La Cour d'appel du Québec a rejeté mardi une requête du gouvernement du Québec visant à obliger Ottawa à sauvegarder des données du registre fédéral des armes d'épaule en attendant une décision de la Cour suprême sur la question.

Il s'agit d'un deuxième revers pour le gouvernement du Québec devant les tribunaux dans ce dossier.

En juin, la Cour d'appel du Québec a cassé une décision de la Cour supérieure sur la conservation des données du registre fédéral des armes d'épaule qui concernent la province. Québec ne peut donc pas forcer Ottawa à lui transférer les données pour créer son propre registre.

Le gouvernement du Québec avait alors décidé de porter la cause en Cour suprême et demandé de suspendre les effets de la décision de la Cour d'appel en attendant que la Cour suprême se prononce, pour que les fichiers contenant les données québécoises demeurent accessibles. La requête demandait aussi de continuer à enregistrer de nouvelles données au registre et de les rendre disponibles aux corps policiers jusqu'à ce que la Cour suprême se prononce sur le fond de la question.

Mais mardi, dans une décision de dix pages, le juge Pierre Dalphond de la Cour d'appel rejette l'argument de Québec voulant que la reconstitution d'un registre à partir de zéro soit onéreuse au point de causer un préjudice irréparable. Le juge fait valoir que si jamais le Québec obtient gain de cause, il n'aura qu'à réclamer des dommages.

Le juge Dalphond n'accepte pas non plus l'argument voulant que la destruction des données prive les policiers d'un outil utile et exposera la société à plus de violence. Il note que les forces policières au pays fonctionnent sans registre depuis octobre 2012 sans qu'un préjudice irréparable ni même sérieux ait pu être démontré.

Par ailleurs, le juge souligne que les statistiques et études pour les 30 dernières années ne démontrent pas de corrélation entre l'enregistrement des armes de chasse et une baisse des taux d'homicide, pas plus qu'une augmentation depuis octobre 2012 des crimes commis avec des armes de chasse dans les autres provinces.

Quant à la poursuite de l'enregistrement des nouvelles armes, le juge Dalphond reproche à Québec de ne pas avoir fait diligence pour les enregistrer lui-même, alors qu'il se propose d'en assumer la responsabilité. Il estime qu'il ne peut obliger le gouvernement fédéral à maintenir des activités d'enregistrement désormais interdites par la loi et pour lesquelles aucune somme n'est prévue.
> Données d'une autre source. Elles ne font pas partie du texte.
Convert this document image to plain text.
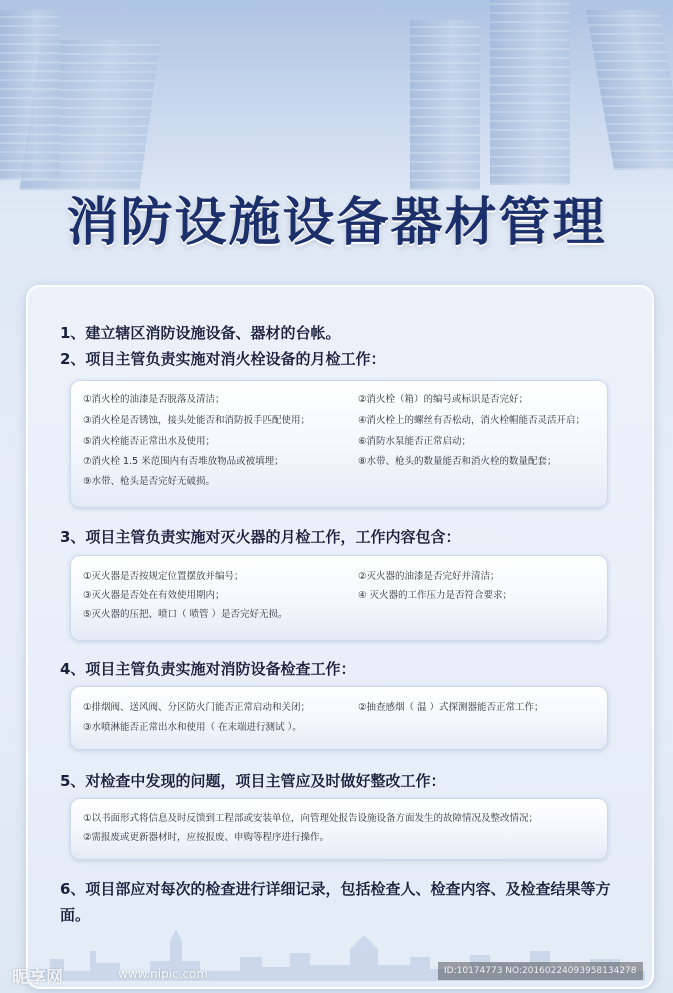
消防设施设备器材管理
1、建立辖区消防设施设备、器材的台帐。
2、项目主管负责实施对消火栓设备的月检工作：
①消火栓的油漆是否脱落及清洁；	②消火栓（箱）的编号或标识是否完好；
③消火栓是否锈蚀，接头处能否和消防扳手匹配使用；	④消火栓上的螺丝有否松动，消火栓帽能否灵活开启；
⑤消火栓能否正常出水及使用；	⑥消防水泵能否正常启动；
⑦消火栓 1.5 米范围内有否堆放物品或被填埋；	⑧水带、枪头的数量能否和消火栓的数量配套；
⑨水带、枪头是否完好无破损。
3、项目主管负责实施对灭火器的月检工作，工作内容包含：
①灭火器是否按规定位置摆放并编号；	②灭火器的油漆是否完好并清洁；
③灭火器是否处在有效使用期内；	④ 灭火器的工作压力是否符合要求；
⑤灭火器的压把、喷口（ 喷管 ）是否完好无损。
4、项目主管负责实施对消防设备检查工作：
①排烟阀、送风阀、分区防火门能否正常启动和关闭；	②抽查感烟（ 温 ）式探测器能否正常工作；
③水喷淋能否正常出水和使用（ 在末端进行测试 ）。
5、对检查中发现的问题，项目主管应及时做好整改工作：
①以书面形式将信息及时反馈到工程部或安装单位，向管理处报告设施设备方面发生的故障情况及整改情况；
②需报废或更新器材时，应按报废、申购等程序进行操作。
6、项目部应对每次的检查进行详细记录，包括检查人、检查内容、及检查结果等方面。
昵享网	www.nipic.com	ID:10174773 NO:20160224093958134278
Québec s'adressera à la Cour suprême

Le ministre québécois de la Justice, Bertrand St-Arnaud, s'est dit surpris et très déçu de cette décision, ajoutant que Québec déposera dans les prochaines heures une demande de sursis devant la Cour suprême afin de s'assurer que les données québécoises ne soient pas détruites par le gouvernement fédéral et demeurent accessibles et mises à jour pendant l'appel.

« C'est sûr que c'est un revers, et on est plus que surpris, parce qu'habituellement, c'est une formalité. On s'attend maintenant à avoir une collaboration du gouvernement fédéral, et de faire preuve de compassion, et de respecter les intentions unanimes exprimées par l'Assemblée nationale », a dit de son côté le ministre des Affaires intergouvernementales, Alexandre Cloutier.

Du côté du gouvernement fédéral, le porte-parole du ministre Blaney, Jean-Christophe de Le Rue, a indiqué qu'« aucune donnée ne sera détruite tant que la Cour suprême du Canada n'aura rendu sa décision concernant ce dossier ».

Une longue bataille juridique

En septembre 2012, la Cour supérieure avait conclu que le fédéral ne pouvait détruire unilatéralement ces informations et que le gouvernement du Québec avait le droit de les obtenir.

Cette décision a été portée en appel par le gouvernement Harper, qui estime qu'Ottawa a le pouvoir exclusif de modifier la Loi sur les armes à feu et qu'il n'a donc pas à demander l'approbation des provinces pour le faire.

En février 2012, le gouvernement conservateur a réussi à faire abolir le registre des armes d'épaule, ce qui comprenait également la destruction de toutes les données.

Le gouvernement de Stephen Harper milite depuis longtemps pour son abolition, soutenant qu'il « traite les chasseurs et les fermiers comme des criminels » et qu'il est « coûteux et inefficace ».

En février dernier, Québec a déposé un projet de loi sur l'enregistrement des armes à feu dans la province, qui a obtenu l'appui des partis d'opposition, des corps policiers et de plusieurs associations de la société civile favorables au contrôle des armes. Pour ce faire, le gouvernement souhaite le transfert des données du registre fédéral.